Cyanide and nitric oxide binding to reduced protocatechuate 3,4-dioxygenase: insight into the basis for order-dependent ligand binding by intradiol catecholic dioxygenases

摘要

EPR-silent, chemically reduced protocatechuate 3,4-dioxygenase (Er) binds NO at the active site Fe2+ to yield an EPR-active, S = 3/2 species that blocks subsequent binding of all other exogenous ligands. In contrast, addition of NO to a preformed Er.CN- complex yields an EPR-active, S = 1/2 species [Er.(CN)x.NO] that exhibits resolved superhyperfine splitting from 13CN-, 15/14NO, and a protein-derived 14N. Simulations of the EPR spectra observed for the Er.(CN)x.NO complex formed with 12CN- and 13CN- (1:1) show that CN- binds in two iron ligand sites (x >/= 2).
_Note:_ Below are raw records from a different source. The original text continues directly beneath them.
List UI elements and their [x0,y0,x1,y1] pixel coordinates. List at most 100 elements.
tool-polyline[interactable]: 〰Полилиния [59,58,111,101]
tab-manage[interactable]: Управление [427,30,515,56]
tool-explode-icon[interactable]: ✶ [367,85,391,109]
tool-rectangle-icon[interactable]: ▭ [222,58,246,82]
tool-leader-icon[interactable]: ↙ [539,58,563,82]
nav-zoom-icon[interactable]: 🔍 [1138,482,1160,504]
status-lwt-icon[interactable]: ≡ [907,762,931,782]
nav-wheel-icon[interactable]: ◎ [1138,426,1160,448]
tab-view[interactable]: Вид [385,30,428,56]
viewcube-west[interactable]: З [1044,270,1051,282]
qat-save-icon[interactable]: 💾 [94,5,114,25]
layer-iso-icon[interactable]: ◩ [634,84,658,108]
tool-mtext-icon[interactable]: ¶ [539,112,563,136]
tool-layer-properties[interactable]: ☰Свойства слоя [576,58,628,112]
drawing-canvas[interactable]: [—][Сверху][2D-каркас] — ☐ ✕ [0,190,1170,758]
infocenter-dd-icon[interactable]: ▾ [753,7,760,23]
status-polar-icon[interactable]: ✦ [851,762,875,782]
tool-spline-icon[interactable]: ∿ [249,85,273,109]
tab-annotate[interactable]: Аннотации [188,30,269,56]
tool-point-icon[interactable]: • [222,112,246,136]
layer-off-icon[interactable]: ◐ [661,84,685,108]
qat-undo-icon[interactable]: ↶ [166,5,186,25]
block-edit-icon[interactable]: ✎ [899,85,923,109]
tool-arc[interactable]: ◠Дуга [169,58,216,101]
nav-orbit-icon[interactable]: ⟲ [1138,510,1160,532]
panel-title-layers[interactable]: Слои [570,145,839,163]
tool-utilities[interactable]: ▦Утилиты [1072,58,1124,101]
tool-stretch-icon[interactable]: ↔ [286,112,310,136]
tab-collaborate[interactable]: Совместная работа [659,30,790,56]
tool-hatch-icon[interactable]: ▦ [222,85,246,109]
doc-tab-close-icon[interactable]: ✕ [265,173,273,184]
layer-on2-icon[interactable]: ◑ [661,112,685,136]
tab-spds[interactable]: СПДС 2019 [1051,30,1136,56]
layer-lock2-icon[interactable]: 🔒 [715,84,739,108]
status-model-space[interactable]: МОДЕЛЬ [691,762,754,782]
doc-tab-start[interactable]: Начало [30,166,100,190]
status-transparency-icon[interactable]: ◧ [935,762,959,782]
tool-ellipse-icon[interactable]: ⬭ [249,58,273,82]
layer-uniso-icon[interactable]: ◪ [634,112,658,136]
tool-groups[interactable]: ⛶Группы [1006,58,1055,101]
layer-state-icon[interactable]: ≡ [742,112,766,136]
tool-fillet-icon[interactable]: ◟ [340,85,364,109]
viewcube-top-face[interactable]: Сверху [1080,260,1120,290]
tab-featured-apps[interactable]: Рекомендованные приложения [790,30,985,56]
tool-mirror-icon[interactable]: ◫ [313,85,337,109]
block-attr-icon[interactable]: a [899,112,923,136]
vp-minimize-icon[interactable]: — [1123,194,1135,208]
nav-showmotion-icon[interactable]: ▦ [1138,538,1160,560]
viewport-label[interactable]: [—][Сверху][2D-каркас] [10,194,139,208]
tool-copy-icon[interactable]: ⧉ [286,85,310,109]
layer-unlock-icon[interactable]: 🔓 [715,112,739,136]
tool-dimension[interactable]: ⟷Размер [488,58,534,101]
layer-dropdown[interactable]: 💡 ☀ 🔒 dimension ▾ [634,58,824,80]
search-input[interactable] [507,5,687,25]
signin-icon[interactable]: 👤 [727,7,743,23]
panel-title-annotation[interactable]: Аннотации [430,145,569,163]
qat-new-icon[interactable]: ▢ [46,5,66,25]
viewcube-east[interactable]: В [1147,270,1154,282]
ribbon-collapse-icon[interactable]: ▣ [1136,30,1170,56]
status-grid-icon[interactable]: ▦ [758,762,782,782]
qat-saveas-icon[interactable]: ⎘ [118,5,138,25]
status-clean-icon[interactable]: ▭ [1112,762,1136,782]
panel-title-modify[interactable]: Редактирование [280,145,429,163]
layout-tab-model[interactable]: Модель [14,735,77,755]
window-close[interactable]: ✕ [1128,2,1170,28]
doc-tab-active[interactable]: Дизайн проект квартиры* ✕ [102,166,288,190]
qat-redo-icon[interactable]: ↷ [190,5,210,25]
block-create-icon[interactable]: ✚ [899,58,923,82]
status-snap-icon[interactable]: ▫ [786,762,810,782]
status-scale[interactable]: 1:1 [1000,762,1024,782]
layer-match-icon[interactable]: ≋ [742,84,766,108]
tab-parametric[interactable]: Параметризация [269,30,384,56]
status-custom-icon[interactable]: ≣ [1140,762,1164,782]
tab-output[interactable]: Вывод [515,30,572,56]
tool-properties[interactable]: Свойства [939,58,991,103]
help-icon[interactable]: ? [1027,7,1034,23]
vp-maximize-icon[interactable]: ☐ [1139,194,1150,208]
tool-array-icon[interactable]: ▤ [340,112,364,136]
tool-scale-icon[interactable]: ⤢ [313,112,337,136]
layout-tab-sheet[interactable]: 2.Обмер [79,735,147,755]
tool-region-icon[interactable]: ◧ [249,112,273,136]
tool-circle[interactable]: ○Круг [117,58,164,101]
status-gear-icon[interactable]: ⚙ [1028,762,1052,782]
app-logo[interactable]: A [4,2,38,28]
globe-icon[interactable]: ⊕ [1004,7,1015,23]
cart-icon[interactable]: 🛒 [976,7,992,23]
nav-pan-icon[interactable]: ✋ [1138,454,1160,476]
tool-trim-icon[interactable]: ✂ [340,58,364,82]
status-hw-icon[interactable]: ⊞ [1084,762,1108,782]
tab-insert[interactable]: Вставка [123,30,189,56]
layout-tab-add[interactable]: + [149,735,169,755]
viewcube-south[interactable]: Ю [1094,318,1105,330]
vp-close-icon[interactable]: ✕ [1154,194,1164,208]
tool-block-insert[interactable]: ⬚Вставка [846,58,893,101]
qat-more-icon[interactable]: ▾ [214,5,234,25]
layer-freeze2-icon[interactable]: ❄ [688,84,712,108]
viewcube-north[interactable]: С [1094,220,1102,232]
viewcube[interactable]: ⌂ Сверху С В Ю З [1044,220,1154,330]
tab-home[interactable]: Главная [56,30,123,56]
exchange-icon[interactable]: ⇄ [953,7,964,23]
The two cyanides exhibit similar, but distinguishable, hyperfine coupling constants. This demonstrates unambiguously that at least three exogenous ligands (two cyanides and NO) can bind to the Fe2+ simultaneously and strongly suggests that at least one histidine ligand is retained in the complex. The Er.(CN)>/=2.NO complex readily exchanges both of the bound cyanides for the substrate analog, 2-hydroxyisonicotinic acid N-oxide (INO), to form a Er.INO.NO complex exhibiting the same S = 3/2 type EPR spectrum that is observed for this complex in the absence of CN-. Because the dead-end Er.NO complex does not accumulate during the exchange, the results suggest that Er.(CN)>/=2. NO and Er.INO.NO are in conformational states that allow facile exchange of INO and CN- but not NO. The results are interpreted in the context of the known X-ray crystal structures for the ferric form of the resting enzyme (Eox) and numerous Eox.substrate, inhibitor, and CN- complexes, all of which have a charge neutral iron center. It is proposed that the binding of one CN- causes dissociation of an anionic endogenous ligand which begins a series of conformational changes analogous to those initiated by anionic substrate binding to Eox. This results in a new unique coordination site for NO, and a new second site for CN-; both cyanide sites are utilized when the enzyme subsequently binds substrates or INO.